Naturally one does not invoke the help even of family, friends, or fellow club members, unless it seems impossible for the individual, under the best plan that he and you can think out together, to get along without outside help. But if we are convinced that, for the present at any rate, this financial self-maintenance is impossible, it is to securing help from those nearest to the sufferer that one should look with least regret. Gifts or loans from members of his family or from friends are more likely to be taken seriously by the recipient. He is less likely to feel (as he does with an impersonal agency or charity fund) that he can draw from a bottomless pit of money without making any one else the poorer.
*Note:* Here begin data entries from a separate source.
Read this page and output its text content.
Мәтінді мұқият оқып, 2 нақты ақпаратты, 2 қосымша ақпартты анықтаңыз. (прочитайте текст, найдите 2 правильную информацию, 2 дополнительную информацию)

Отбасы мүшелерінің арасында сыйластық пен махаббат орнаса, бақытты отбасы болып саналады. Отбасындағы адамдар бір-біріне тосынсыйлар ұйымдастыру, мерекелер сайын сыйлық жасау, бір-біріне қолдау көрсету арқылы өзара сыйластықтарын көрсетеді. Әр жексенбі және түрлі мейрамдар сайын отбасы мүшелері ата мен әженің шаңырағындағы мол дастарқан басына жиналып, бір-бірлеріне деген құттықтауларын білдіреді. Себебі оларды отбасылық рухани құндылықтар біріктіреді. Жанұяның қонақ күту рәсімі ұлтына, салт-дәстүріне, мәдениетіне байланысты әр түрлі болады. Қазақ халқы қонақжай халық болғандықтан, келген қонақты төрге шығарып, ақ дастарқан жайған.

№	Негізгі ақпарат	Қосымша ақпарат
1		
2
Moreover, when he takes money from his brother or the fellow member of some club, the pressure for regaining his economic balance is likely to be exerted from without him as well as from within. He feels the pressure of his debt and thereby is stimulated towards regaining his independence.
The sufferer's "catastrophic" point of view, which tends to isolate the present trouble from all its causes, to represent it as temporary and accidental, is related to his tendency to state that he has no friends, relations, or social connections through whom help could come to him. Without any deliberate attempt to deceive us, he quite naturally forgets some of his relations. He does not want to appeal to them. Hence they fall into the background of his mind, and are not easily recovered. When one finds them for him he is apt to say, "I did not think of him because I am not on speaking terms with him"; or, "I would not on any account take money from her, or allow you to ask her to help me." But such a sufferer may very properly be asked, "Why is it that you are willing to take money from me, a stranger, or from this impersonal charitable agency, when you are not willing to call upon your own relations nor even to let them know that you are in trouble? You are concealing it from them, are you not? Is there really any good reason for this? Will it not be easier for you, as well as for them, that they should know at once? Are you not really storing up trouble for yourself, postponing the evil day which, when it comes, will be worse than anything which you would have to bear at present?"
Of course, in all such advice we intend to say nothing that we should not wish to have said to ourselves. The social worker tries to treat people always as she would wish to be treated. But one cannot always avoid giving pain or even estrangement. Because such interviews are necessarily difficult and may result in disaster to the relationship that we are trying to establish, they should be postponed if possible until we have already established in other ways a friendly understanding, a structure of friendship which will bear the strain of penetrating inquiries such as these economic matters necessarily entail.
I have said that the first guide to helpful economic relief is a realization of its danger. The next is awareness of the advantages of self-help and the truth that next to self-help, assistance from those naturally and nearly related to one is best.
The third principle, by following which we may hope to do the greatest good and run the least risk of harm in our giving, is this: never give hastily except in extraordinarily rare emergencies such as acute hunger or exposure to the elements. In all other cases give in accordance with a plan worked out as carefully as may be, whereby we are confident that our giving can be temporary. Sometimes we can arrange that it shall come to an end automatically. That usually means that we arrange for a loan rather than a gift, with repayment either by instalments or in lump sum upon a definite date.